Excuse me, but am I the only woman not celebrating the return of football season? Today the NFL lockout ended and now the loss of my husband’s mind begins. Somehow we’ve been lucky enough to make it through fourteen football seasons together but I always fear that this year will be the last. Before Superbowl, I begin to harbor fantasies about throwing a rock through the television. Or moving to Europe where they don’t care about this barbaric American sport. I don’t want to sound unpatriotic. I love our country. And I’m sorry to sound like a grouchy, nagging wife. But I am. I hate football season.
Mind you, I wasn’t always this way. In fact, in high school I was actually a cheerleader (which sounds sort of frightening now but that’s another column). Anyway, I was on the sidelines with a giant megaphone in my hand cheering for each play. Ok, I admit that I thought people were more interested in watching my routine than the game-but my heart was there. I really wanted the team to win!
At USC, it was practically a requirement to attend and enjoy football games. I almost minored in tailgating. There was a certain crispness in the air and plenty of kegs. Those were good times.
When Brian and I married he said, “I can’t believe I’m lucky enough to have a wife cool enough to sit around and watch football with me on Sundays.” Truth was, I was teaching full time, and was so tired by Sunday that a day spent on the couch sounded great. Sure, I was more interested in the commercials then the actual game. But I still sat there, often with a house full of his friends, spilling beer on my rug and leaving a mess behind. I never complained.

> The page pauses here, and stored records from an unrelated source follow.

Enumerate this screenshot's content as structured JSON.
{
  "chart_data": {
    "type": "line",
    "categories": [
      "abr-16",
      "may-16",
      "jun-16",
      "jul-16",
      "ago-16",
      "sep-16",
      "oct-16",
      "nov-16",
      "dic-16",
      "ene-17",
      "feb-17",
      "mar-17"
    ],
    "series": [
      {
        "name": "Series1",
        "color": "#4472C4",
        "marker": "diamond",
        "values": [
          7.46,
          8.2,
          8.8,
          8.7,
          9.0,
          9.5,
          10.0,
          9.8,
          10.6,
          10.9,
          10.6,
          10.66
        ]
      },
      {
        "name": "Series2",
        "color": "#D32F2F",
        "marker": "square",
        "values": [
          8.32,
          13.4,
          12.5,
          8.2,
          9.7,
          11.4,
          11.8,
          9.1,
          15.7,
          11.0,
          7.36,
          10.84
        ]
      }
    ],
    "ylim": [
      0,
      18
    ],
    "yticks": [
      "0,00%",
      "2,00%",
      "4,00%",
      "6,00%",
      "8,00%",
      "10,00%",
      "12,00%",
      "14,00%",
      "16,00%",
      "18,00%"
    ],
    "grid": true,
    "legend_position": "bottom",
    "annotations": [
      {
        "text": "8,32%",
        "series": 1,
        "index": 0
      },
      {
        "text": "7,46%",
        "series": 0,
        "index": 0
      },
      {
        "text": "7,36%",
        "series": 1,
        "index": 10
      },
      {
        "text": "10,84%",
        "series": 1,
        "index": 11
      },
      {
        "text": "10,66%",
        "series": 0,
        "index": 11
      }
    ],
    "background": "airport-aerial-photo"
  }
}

Then, we had our first baby and everything changed. Including my tolerance for football. Suddenly, Sundays meant another day alone, cleaning diapers, playing pretend, feeding and bathing, all while he sat on the couch and watched football. Yes, I appreciated his hard work during the week. And yes, I knew how lucky I was to be able to afford to stay home with our first child. But, somehow seeing him sit on the couch like a shell, watching that television and rooting for a touchdown, started to make me crazy.
It sounds cliché but it’s true!
“Brian, can you please take out the trash. It’s overflowing and smells terrible.”
“After this play.”
“Brian, can you please help Zack finish his book report. It’s due tomorrow and I’m cooking dinner.”
“After this play.”
Worse is when he doesn’t hear me at all.
“Brian, can you please take the dogs out for a walk?” I say.
The kids are fighting and crying, the dogs are barking, dishwasher running and television blaring. I raise my voice. “Can you take the dogs for a walk?”
“Take these damn dogs out!”
“When did you get so grouchy?”
Now, I love Brian and I support him in almost everything, but this football thing has gotten totally out of control. Monday night football is important. All day Sunday he flips channels to watch pregame talk, post game talk. He isn’t interested in listening to me talk that much about anything.
A few years ago came Fantasy Football. “What the heck is that?” I asked.
“We meet preseason and draft players for our team,” he said.
“What team?” I asked. Was he joining a cult?
“My fantasy team,” he said.
“Is this some kind of Dungeon and Dragons thing?” I asked, suddenly worried.
I really thought this year would be different. I hoped that the players would never agree to this negotiation like a child hopes for a teacher’s strike. Remember when the MTA buses went on strike in LA and it was so much easier to navigate the busy city streets? That’s how I felt about not having a football season.
Imagine hanging out in your backyard with and watching the leaves turn colors. You could take the kids to a pumpkin patch without having to worry about getting home in time for the next game. There’s back to school activities galore. As for sports, AYSO is enough isn’t it? Seriously, it would be wonderful to spend fall without football and with my husband instead. I can’t be the only one to feel this way. Can I?